2013, 2 meses após a morte de Julia Klum.

Julia era um encosto relativamente indeciso, que ou me tirava do sério antes das oito da manhã ou não me perturbava em nada por um dia inteiro.

Às vezes eu tentava conversar com ela, ganhar a simpatia da assombração como ganhara da pessoa, mas raramente conseguia alguma abertura. O espírito de Julia era uma nuvem carregada de rancores que sempre choviam em mim e de vez em quando trovejavam.

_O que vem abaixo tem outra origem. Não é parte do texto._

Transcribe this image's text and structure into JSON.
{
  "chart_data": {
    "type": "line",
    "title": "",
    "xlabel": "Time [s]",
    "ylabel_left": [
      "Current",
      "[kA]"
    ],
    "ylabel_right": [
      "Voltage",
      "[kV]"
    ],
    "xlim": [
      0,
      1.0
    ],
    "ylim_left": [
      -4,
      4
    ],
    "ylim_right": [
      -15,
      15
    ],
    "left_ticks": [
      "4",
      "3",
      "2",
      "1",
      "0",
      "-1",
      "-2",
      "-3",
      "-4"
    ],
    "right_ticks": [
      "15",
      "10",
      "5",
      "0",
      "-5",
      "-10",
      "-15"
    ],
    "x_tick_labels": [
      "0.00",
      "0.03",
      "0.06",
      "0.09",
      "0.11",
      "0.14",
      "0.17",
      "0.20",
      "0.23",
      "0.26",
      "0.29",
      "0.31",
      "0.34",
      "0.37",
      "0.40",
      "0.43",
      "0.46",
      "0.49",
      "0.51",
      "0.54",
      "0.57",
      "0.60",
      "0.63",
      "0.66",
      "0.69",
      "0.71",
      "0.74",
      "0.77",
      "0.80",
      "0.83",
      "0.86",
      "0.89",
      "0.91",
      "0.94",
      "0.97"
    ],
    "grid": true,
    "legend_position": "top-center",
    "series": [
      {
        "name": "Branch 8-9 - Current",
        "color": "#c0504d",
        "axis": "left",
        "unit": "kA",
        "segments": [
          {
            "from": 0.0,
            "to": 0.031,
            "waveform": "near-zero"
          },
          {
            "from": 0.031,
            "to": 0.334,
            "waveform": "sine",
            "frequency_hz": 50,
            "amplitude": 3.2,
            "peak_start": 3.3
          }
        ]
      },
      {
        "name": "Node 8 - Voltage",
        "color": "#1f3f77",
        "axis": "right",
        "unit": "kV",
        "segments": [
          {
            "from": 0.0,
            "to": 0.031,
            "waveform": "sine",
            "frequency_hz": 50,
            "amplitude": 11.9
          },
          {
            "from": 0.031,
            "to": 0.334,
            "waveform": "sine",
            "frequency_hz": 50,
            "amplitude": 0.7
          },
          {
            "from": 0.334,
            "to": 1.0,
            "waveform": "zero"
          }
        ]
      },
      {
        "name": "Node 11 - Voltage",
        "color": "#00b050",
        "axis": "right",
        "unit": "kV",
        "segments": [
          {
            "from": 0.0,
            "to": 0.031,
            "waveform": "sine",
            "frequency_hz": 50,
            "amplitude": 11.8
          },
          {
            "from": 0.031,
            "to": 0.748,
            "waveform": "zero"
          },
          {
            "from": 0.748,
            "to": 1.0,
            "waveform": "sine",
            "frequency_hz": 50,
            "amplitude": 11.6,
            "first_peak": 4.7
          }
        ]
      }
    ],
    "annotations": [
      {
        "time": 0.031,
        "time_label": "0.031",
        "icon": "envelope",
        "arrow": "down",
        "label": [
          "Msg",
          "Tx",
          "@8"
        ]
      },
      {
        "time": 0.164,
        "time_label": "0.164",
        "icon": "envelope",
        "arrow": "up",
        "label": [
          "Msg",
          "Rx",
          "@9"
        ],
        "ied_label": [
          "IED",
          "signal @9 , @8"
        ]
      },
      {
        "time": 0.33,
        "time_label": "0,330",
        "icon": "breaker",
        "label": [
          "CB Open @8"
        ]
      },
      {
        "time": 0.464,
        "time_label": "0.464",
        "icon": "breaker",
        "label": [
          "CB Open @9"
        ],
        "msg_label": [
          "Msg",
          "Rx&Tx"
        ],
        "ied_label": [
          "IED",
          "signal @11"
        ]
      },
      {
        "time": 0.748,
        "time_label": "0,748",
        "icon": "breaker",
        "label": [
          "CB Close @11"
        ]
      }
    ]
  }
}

A garota deixava claro que não deveria estar naquele plano, que sua alma corria riscos, só que não me falava o que eu podia fazer para ajudar.

Pra ser sincera, eu desconfiava de que Julia estava tão perdida quanto o resto dos meros mortais.

Quase nada de seu assassinato fora solucionado ainda. Segundo minhas conversas com Dana e os relatórios oficiais divulgados na mídia, estava realmente difícil condenar alguém. A polícia até prendera o rapaz que eu vira na fotografia, Drystan, mas foi somente uma medida preventiva e revogada em poucas semanas por falta de provas.

Um dos maiores obstáculos para a investigação era a ausência de digitais nas escoriações de Julia graças ao tema tosco da festa idiota — que muito convenientemente exigia o uso de luvas de qualquer possível suspeito. Eu aposto que não era a única a sentir que estávamos todos moscando em algo extra importante, seja lá o que fosse.

Deslizei a faca mergulhada em vermelho pelo sanduíche. Geleia. A favorita de Thomas.

Respirei com alguma dificuldade, puxando o ar em excesso sem que meus pulmões se preenchessem por ele. Era uma noite tranquila de quarta, com uma trégua da assombração e Thomas fazendo seu dever de casa sem reclamações — contanto que ainda pudesse comer o sanduíche depois, é lógico —, e eu tremia ao colocar a outra fatia do pão em cima do recheio.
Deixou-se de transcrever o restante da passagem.